I must admit to being utterly perplexed by this one. It's a parable of some sort, set in a small German village in the years immediately preceding World War I. It's a nearly feudal place, with most of the land owned by a local baron, who directly employs about half of the villagers.
It's also a cold, repressive place; children are harshly disciplined for what seem like relatively small infractions. The white ribbon of the title is worn by the two oldest children of the town pastor -- the girl wears it in her hair, the boy wears it as an armband -- as a reminder of the purity they have failed to maintain; this punishment is imposed for the crime of being late to dinner.
The movie is narrated (in the present day) by the now-elderly schoolteacher, who tells us that the strange events he will relate bear some relation to, and will perhaps explain, later events in his country's history. It's hard not to take that a reference of some sort to the rise of the Nazis (especially when you've got some Germans making other Germans wear colored armbands as a sign of impurity).
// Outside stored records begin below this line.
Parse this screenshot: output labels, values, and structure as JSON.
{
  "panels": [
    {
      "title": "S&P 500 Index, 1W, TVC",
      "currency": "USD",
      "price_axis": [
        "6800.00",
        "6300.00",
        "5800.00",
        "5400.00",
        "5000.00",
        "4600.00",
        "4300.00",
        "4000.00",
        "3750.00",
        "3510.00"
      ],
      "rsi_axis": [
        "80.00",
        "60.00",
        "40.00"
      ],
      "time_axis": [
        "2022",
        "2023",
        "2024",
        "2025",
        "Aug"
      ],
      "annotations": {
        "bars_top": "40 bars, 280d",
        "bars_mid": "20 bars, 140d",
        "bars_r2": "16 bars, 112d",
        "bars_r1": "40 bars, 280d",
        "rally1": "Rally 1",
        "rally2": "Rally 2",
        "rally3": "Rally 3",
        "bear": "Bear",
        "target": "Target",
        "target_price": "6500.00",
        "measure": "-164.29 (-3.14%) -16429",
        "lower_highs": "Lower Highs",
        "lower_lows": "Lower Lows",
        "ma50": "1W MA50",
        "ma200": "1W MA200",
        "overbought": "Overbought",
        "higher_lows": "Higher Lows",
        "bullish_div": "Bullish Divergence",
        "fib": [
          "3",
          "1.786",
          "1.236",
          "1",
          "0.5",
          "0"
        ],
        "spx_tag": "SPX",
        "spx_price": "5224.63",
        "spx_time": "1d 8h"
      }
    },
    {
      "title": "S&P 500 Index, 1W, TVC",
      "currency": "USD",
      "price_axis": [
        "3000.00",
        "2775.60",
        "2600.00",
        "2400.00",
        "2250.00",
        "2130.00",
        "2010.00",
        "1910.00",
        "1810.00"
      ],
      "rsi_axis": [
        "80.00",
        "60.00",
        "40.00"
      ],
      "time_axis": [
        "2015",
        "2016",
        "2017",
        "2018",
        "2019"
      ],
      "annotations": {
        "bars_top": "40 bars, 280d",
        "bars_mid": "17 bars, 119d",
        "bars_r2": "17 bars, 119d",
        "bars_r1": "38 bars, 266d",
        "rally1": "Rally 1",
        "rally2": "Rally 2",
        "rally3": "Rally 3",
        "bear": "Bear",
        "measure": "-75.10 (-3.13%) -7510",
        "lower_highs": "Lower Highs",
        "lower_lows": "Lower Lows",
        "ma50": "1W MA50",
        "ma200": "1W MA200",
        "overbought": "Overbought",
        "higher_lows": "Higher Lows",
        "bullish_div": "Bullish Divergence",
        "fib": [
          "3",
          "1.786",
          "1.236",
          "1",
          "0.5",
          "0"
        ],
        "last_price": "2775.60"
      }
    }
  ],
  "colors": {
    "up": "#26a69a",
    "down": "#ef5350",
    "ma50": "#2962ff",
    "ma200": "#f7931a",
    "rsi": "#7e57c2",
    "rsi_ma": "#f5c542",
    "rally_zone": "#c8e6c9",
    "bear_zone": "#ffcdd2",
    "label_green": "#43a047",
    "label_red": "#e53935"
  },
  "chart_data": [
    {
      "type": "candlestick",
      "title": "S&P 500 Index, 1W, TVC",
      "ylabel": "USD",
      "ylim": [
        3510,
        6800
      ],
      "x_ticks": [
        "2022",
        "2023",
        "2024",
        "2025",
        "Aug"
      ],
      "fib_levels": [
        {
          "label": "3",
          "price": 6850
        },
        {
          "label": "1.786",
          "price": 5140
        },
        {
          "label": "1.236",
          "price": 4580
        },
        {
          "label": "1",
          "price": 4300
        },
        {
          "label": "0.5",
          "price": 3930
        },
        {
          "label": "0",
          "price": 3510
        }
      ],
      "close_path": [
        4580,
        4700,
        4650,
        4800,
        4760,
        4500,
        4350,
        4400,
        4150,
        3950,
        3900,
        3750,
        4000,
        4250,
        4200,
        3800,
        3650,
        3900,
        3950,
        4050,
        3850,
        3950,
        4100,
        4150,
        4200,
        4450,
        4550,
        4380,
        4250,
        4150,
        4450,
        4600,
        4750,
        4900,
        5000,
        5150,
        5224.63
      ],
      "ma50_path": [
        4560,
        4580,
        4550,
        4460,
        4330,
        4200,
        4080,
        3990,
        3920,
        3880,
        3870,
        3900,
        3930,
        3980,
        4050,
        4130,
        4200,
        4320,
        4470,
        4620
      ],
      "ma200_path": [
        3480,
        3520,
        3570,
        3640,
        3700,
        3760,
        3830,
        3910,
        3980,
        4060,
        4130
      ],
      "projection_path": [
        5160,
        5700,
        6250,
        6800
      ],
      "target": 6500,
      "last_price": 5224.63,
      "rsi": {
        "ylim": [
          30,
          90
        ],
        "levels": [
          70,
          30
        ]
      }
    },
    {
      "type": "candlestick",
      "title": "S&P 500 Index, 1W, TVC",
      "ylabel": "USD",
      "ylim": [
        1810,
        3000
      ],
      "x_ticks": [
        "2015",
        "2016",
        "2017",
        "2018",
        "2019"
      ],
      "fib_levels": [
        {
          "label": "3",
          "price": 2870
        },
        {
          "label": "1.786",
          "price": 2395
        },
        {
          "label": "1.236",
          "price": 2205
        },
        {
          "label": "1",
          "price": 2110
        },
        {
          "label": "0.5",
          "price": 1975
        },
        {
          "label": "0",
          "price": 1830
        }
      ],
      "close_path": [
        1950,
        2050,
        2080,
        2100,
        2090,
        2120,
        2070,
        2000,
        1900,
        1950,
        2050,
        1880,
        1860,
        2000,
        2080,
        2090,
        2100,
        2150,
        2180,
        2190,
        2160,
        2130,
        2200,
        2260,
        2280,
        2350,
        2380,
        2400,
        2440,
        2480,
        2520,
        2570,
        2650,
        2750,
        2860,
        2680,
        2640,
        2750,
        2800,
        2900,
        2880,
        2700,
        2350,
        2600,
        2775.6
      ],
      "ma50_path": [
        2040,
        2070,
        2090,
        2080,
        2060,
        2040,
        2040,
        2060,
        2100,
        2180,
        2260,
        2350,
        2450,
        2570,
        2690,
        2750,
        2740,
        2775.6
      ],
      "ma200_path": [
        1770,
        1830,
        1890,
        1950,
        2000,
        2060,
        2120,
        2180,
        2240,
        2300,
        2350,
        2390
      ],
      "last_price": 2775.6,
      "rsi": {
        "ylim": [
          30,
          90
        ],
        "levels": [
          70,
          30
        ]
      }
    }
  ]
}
The village is stricken with a rash of strange and violent incidents. The doctor is seriously injured when his horse trips over a wire strung between two trees. A farmer's wife is accidentally killed in the sawmill. A mentally disabled boy is viciously beaten. There are hints throughout that it may be the children who are doing all of these horrific things, but nothing is ever proven.
And the connection of all of this to German history is a bit vague, too, at least to me; it may be that if I were German, I would be picking up on all sorts of subtle cultural and historical references that simply fly over my American head. But without that, all I can really get from the movie is a beautifully photographed (in black and white) Teutonic variation on Children of the Corn or Village of the Damned or any "the children are eeeeee-viiiil" movie of your choice. It's never boring from moments to moment, but damned if I can figure out the point of it all.